An intersection in Bellevue, Washington, outside Seattle, where Vision Analytics is being put to use.  Image by the author.

To really stop people from dying on city streets, identify and fix dangerous places before fatalities happen. New technology called "Vision Analytics" does just that. 

Vision Analytics is the result of a partnership between Microsoft, the University of Washington, and cities across North America to work toward towards Vision Zero, which seeks to eliminate traffic-based fatalities and serious injuries within ten years.

The traditional approach to Vision Zero is to make safety improvements where there are known issues. If a driver injures a cyclist at an intersection, someone from the department of transportation might go there and look into why the collision happened, and if the same collision happens repeatedly the city might fix the issue.

But it’s called Vision Zero, not Vision Close-To-Zero. To truly eliminate traffic-based fatalities and serious injuries, cities need to focus on known issues as well as areas where there are issues but no one has been hurt—yet.

Vision Analytics is a new application of big data and machine learning to identify and fix issues before someone gets hurts.

How does Vision Analytics work?

Vision Analytics takes frames of video collected by cameras at intersections and labels what is happening in each frame to track near-miss events. How many cars are there? Is there a car too close to a bicycle? Are the cars going too fast? Did a car collide with a pedestrian? Maybe a car passed a bike and only left two feet, maybe the pedestrian jumped out of the way just in time, or maybe there was a collision but no one reported it. These questions, and hundreds like them, are what Vision Analytics aims to answer.
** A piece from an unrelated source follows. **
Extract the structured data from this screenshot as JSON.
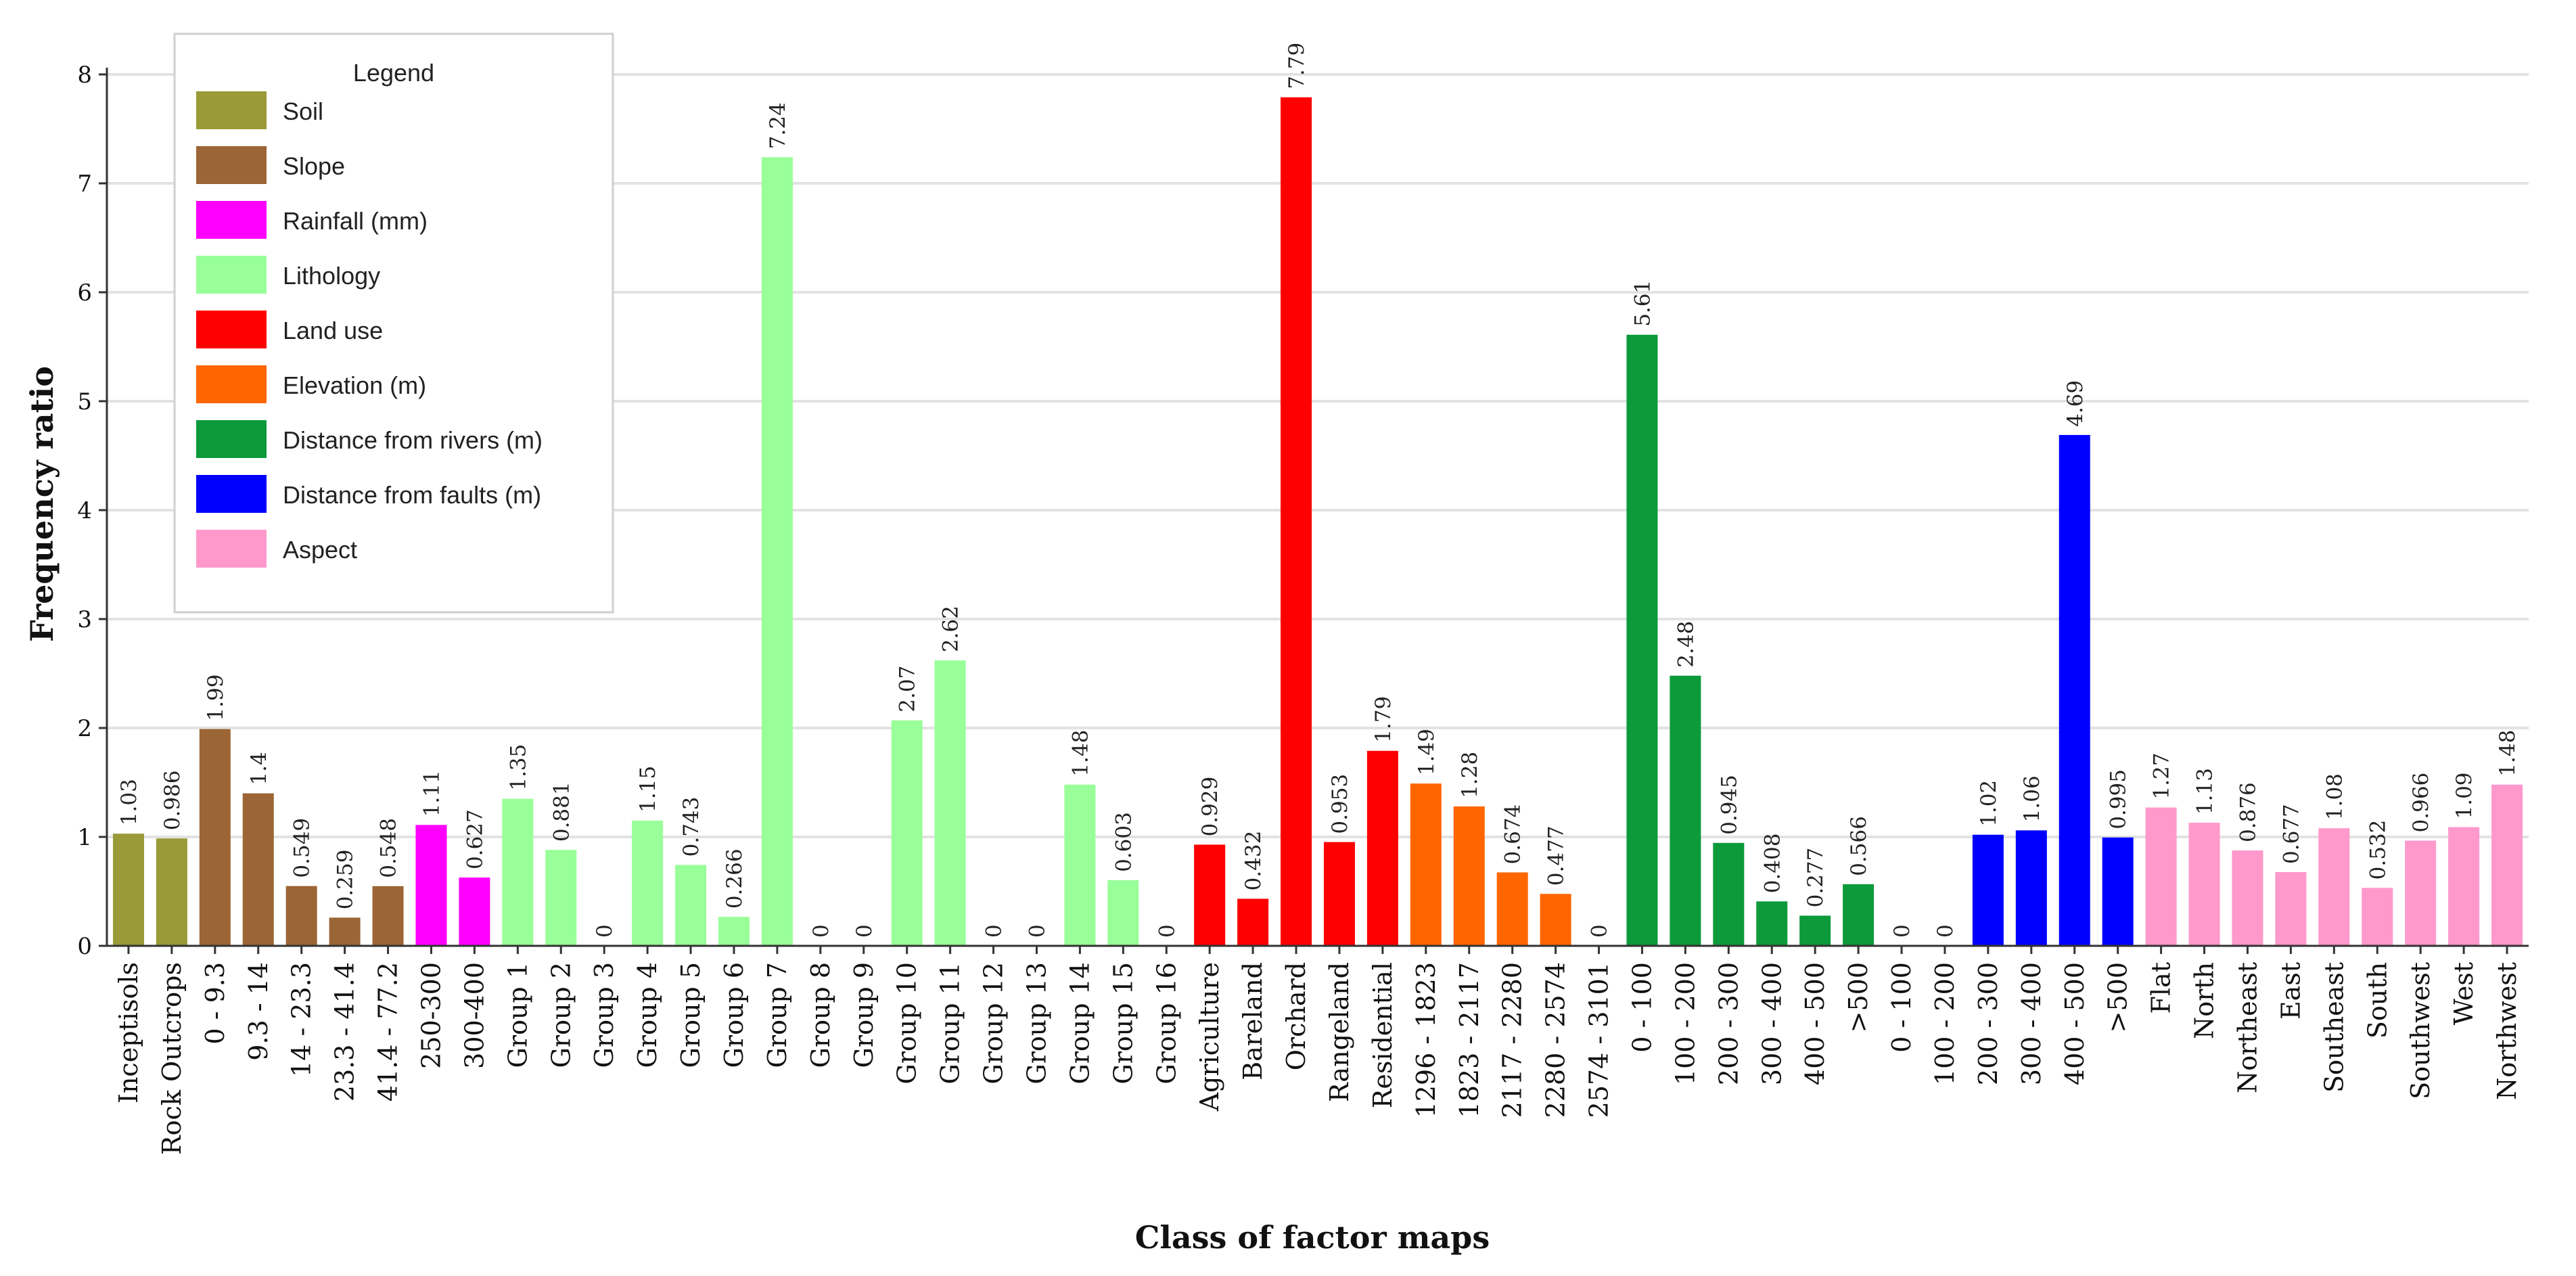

The computer algorithm is able to answer all these questions with some help from people. After the computer collects video frames, someone needs to go through and help the computer categorize different objects as cars, buses, pedestrians, sidewalks, crosswalks, etc. Over time, the computer learns from these categorizations and learns from itself so that it can eventually answer these questions by itself.

Right now the computer is really good at knowing what is a car, but is still learning how to differentiate between pedestrians and bikes, and the project is asking for volunteers to help the computer learn.

Once the computer is done learning from humans it will keep learning from itself and can apply what it’s already learned to every new jurisdiction that joins the project. Anyone can help the Vision Analytics model learn better today by signing up to identify bikes and pedestrians at the Video Analytics website.

Eventually cities will be able to give Vision Analytics video from their intersections and have the computer determine the best places to make safety improvements. And over time, Vision Analytics can even help make those safety investments better because we will be able to track cyclist and pedestrian safety before and after different improvements.

We could do this in DC too

Already New York City, Los Angeles, Seattle, Calgary, and Hamilton have signed onto the pilot project led by Bellevue, Washington. Washington, DC and other jurisdictions in the region should join too.

To its credit, The District Department of Transportation knows where many collision hot spots already are. For the past two years, the agency has conducted site visits to a handful of problematic intersections across the District. Last year it visited eight sites and this year there are six sites—including one near my home.

This is a good start, but there are over 18,000 intersections in DC. At this rate it will take more than 2,000 years to survey and brainstorm safety solutions for each intersection. 

In DC, once we have data on the safety of our intersections, we can determine where we need safety improvements most and the type of improvements that would solve issues. Rather than making safety improvements off a list that is updated every so often, we could be making improvements from a database that updates every day and continually ranks the most dangerous intersections to those that are ok now. With limits on the amount of improvements we can make each day, it’s a way to get smarter about when, where, and how we make safety improvements.

Of course, this means we need to do two things right: ensure the Vision Analytics computer model works properly and build political will for making the changes needed to meet Vision Zero.

Why use Vision Analytics when we have people?

We all interact with our own built environment and know our neighborhoods and commutes. Why spend time building and training a complex computer algorithm when we all know where the real issues are?

The answer is that we cannot have people observing every intersection at all times. Even if we hired dozens of people to review videos, humans would not be able to classify each vehicle, pedestrian, and cyclist interaction over time. They might be able to see when there are issues, but not at every intersection and not at every moment. That is something only a computer can do.

Relying on collision reports can be problematic because not everyone reports collisions all the time, and often collision reports do not have full and accurate information to solve the issue before someone else gets hurt. Plus, collision reports are reactive and the goal of Vision Zero is to spot problems before people get hurt.

While Vision Analytics cannot and should not replace human judgement, it can be a very powerful tool in the Vision Zero toolbox and our region should be participating.